Barilla pasta, which is usually sold in 500g boxes for $1.95, is available in a 5kg bag for $14, a 28 per cent saving. Panko Breadcrumbs, which are usually sold in a 200g bag for $2.70, are available in a 1kg box for $5.

Customers can buy a range of family dinner staples, such as San Remo Cous Cous, condiments, such as Kewpie Mayonnaise, baking products and special treats, such as Froot Loops and Mini Mallows, in bulk.

Coles said in a statement that stock may vary from store to store, and that the bulk sizes are available while stock lasts. Inside Retail has asked for clarification on whether the bulk sizes will be a permanent addition to Coles’ range.

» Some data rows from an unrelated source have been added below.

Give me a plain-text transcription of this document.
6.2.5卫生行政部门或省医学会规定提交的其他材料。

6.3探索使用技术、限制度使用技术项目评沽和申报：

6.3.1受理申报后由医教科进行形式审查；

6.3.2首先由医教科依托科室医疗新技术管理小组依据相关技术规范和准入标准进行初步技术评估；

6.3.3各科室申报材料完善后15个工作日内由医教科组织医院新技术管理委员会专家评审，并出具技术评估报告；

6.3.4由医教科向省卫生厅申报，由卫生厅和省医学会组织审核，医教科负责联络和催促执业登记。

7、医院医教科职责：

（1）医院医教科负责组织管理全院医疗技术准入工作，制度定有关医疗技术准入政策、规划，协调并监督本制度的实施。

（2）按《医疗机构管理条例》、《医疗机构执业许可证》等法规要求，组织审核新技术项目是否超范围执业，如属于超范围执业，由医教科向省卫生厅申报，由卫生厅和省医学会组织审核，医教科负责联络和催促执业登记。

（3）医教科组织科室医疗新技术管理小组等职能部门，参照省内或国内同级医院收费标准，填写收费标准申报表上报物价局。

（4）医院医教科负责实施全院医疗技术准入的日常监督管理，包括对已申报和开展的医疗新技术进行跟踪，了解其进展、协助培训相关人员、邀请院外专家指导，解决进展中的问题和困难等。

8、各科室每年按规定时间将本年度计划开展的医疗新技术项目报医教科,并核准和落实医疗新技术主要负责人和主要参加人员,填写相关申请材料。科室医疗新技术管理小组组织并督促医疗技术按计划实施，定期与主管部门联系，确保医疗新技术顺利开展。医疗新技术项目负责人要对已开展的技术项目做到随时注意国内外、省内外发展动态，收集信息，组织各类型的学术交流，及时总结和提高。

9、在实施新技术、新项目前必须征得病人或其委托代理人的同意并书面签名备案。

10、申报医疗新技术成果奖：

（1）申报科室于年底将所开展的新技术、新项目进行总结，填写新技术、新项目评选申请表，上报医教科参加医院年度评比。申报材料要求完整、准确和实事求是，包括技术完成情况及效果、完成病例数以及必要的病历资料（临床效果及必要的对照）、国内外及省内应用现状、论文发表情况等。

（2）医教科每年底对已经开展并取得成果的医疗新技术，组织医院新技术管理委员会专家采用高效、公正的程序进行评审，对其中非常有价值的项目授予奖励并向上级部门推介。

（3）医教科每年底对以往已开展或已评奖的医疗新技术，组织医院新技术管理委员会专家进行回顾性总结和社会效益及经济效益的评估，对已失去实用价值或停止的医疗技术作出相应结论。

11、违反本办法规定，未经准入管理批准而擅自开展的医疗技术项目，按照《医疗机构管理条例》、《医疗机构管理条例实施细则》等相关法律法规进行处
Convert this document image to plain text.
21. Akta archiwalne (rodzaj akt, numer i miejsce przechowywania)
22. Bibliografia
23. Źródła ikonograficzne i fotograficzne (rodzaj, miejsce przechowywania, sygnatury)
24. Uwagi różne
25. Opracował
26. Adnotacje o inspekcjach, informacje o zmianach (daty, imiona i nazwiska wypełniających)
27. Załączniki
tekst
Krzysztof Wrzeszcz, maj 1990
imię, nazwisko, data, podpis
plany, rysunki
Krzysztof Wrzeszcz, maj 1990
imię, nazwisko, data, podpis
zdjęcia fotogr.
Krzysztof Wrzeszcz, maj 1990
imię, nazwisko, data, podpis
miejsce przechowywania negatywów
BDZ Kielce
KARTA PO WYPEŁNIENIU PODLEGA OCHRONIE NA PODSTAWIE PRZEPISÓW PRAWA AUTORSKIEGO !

On Monday, the AFR reported that Coles is taking a two-pronged approach to gain market share and grow sales, with some stores to be reformatted towards convenience, with a bigger range of ready-to-eat meals, and some stores to be reformatted towards value. Managing director Steven Cain is expected to unveil the strategy next month.

A spokesperson for Coles told Inside Retail that a range of new convenience products will be available this week in stores where it has identified strong demand for fresh food on the go. These include nine fresh prepared breakfast lines, such as smashed avocado and egg and granola and yoghurt, at $4.50 each. Coles will also allocate more space to fresh convenience in stores where customer demand is high by the end of the calendar year.

“Our customers are increasingly seeking to reclaim their time, but with minimum compromise on freshness, quality, and flavour,” the spokesperson said.

The decision to invest in convenience was based on internal research that 33 per cent of customers don’t know at 5pm what they’ll be having for dinner that night, and around 50 per cent say they don’t have time to cook from scratch.